To verify the ability of RoleAttrTE in handling sentences with overlapping or multiple relations, we divided the two data sets according to the overlapping type and the number of triples contained in the sentences. The results of comparison with the typical baseline model are shown in Table 6. It is observed that RoleAttrTE outperforms GraphRel, CasRel, TPLinker and LAPREL in almost all tested items, and has similar performance to PRGC and BiRTE. The extraction effect of RoleAttrTE is stable and does not fluctuate greatly with the increase of sentence complexity. The results show that RoleAttrTE has advantages in dealing with overlapping problems.

Table 6 F1 scores on sentences with different overlapping types and different numbers of triples.

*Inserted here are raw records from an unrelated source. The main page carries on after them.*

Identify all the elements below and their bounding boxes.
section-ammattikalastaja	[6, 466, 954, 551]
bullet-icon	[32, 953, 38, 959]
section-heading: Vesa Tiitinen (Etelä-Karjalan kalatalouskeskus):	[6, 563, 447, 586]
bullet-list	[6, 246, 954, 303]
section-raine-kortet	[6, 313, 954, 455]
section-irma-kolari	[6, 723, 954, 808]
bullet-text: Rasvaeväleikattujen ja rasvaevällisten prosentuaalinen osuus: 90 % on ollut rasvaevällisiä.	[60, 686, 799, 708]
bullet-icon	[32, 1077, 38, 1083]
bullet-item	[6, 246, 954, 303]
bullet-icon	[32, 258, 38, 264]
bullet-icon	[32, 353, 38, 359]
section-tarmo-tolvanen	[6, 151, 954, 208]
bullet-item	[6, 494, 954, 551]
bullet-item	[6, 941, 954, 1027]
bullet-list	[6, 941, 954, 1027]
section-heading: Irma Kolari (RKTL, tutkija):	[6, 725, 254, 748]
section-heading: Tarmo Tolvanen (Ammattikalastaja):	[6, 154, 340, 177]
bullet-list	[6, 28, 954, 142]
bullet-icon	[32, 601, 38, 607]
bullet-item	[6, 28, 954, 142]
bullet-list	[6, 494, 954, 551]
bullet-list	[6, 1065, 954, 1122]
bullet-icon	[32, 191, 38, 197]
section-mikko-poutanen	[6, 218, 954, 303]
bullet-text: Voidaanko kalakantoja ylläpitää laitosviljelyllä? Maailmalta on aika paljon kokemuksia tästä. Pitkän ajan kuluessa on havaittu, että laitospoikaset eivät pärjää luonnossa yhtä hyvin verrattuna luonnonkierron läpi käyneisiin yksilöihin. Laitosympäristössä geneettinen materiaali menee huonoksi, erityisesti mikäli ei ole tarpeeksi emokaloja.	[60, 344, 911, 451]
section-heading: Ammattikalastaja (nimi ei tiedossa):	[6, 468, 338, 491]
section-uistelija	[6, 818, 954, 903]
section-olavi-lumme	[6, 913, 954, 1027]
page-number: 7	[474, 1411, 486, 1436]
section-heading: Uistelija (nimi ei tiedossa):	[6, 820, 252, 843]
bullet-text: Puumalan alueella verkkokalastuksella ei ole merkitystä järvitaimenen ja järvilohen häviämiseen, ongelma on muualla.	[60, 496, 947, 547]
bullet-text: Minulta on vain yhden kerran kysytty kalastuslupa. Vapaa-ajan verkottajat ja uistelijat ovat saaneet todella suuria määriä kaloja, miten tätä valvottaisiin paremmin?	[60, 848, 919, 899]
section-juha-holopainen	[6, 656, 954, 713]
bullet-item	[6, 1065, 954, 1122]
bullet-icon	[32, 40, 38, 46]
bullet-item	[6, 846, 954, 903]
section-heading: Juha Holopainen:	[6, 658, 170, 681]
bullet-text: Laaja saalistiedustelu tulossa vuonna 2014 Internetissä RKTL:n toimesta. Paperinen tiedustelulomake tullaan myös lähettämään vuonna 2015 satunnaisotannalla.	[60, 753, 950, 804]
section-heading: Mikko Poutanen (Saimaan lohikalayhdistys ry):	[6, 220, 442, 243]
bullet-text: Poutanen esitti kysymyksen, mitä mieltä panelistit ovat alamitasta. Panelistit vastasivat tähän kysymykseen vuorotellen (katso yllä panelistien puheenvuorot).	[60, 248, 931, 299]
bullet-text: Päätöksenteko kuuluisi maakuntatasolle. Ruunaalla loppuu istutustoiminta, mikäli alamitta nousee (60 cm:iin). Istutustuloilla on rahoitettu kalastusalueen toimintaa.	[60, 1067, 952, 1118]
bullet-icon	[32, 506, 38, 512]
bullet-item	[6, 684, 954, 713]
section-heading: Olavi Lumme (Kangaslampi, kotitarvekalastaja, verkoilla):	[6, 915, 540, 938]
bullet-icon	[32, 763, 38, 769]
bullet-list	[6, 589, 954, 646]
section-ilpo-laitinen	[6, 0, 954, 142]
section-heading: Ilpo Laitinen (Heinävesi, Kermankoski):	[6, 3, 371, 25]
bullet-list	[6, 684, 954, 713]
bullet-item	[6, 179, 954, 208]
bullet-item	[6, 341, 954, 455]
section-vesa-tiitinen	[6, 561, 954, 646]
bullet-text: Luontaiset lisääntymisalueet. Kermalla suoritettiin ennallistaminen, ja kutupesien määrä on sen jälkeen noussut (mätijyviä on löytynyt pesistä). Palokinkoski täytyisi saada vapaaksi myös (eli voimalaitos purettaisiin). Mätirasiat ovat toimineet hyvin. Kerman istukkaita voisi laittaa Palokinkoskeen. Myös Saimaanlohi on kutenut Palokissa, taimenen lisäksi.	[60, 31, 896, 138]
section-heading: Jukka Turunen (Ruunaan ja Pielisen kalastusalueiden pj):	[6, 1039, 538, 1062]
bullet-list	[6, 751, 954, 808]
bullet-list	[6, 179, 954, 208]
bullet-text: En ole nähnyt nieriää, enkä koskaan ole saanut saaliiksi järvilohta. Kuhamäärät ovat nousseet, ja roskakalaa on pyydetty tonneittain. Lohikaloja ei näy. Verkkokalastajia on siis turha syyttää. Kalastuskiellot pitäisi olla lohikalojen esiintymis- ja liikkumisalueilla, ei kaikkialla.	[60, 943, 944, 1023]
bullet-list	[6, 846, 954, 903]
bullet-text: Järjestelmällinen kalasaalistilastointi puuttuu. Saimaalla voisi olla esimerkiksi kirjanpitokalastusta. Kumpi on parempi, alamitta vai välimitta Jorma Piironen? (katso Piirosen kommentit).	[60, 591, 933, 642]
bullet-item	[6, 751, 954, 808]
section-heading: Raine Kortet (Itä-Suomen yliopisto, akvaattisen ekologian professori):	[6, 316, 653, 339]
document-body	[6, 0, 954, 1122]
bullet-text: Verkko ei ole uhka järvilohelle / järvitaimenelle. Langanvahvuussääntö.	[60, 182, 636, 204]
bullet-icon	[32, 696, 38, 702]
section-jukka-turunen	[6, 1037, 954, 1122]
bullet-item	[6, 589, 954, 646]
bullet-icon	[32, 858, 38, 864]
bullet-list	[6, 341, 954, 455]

Analysis on prediction errors

We classify the triples of extraction errors into the following four categories. Case 1: The triple contains only incorrect entity (at least one). Case 2: The triple contains only incorrect relation. Case 3: Cases 1 and 2 occur simultaneously. That is, both the entity and the relation contained in the triplet are incorrect. Case 4: The extraction of both entities and relations is correct, but the prediction of entity role attributes is incorrect (including misclassification as NA). The following two observations can be obtained from Fig. 2. Observation 1: The total sum of errors caused by the first stage of the model (cases 1, 2, and 3, all areas except yellow in Fig. 2) is 62% and 53.2%, respectively, both exceeding the percentage of errors in the second stage (case 4, yellow area in Fig. 2). Observation 2: When only the first stage is observed, the highest percentage of entity errors is found on NYT (cases 1, 3), while the higher percentage of relation errors is found on WebNLG (cases 2, 3), which is fully consistent with the data performance in Table 4. Thus, the following conclusions are drawn. First, it can be seen from observation 1 that the overall performance of the model can be improved by improving the accuracy of entity or relation extraction. Clearly, it is much easier to improve the two subtasks independently than to construct methods that fuse the features associated with both tasks. Therefore, there is still much room for progress in traditional pipeline methods. Second, it can be seen from observation 2 that relation features play a significantly more important role in the approach of this paper. An increase in the error rate of the previous relation classification leads to a decrease in the accuracy of the later role attribute recognition. We believe that the insufficient supply of relation information in the triple feature fusion process is the main reason for this phenomenon, and a better introduction of relation correlation features can improve the prediction performance of the model.

Figure 2
figure 2

Comparison of triple prediction error categories.

Conclusions

This paper proposes a simple, understandable and effective ERE joint extraction model based on role attribute recognition of entities. The framework model adopts the strategy of low-level feature separation and high-level concept fusion, which naturally simulates the cognitive process of human triple extraction, and thus has strong interpretability. Meanwhile, the model can effectively solve the redundant prediction and overlapping relation problems caused by the coupling of entity and relationship features. The evaluation of the model from different aspects proves the correctness of our conjecture. The entity role attributes are salient features of the triple and can be identified from the holistic triple fusion features. In addition to their own meanings, relation features contain features of how the elements of the triple match, and can play a role in correctness discrimination in the triple fusion features. To the best of our knowledge, this paper is the first model that uses complete triple and entity role attributes as recognition objects. Experimental results show that our model achieves the same technical level as the latest SOAT on two benchmark datasets. Further analysis also demonstrated the outstanding performance of the model in handling sentences with overlapping and multiple relations.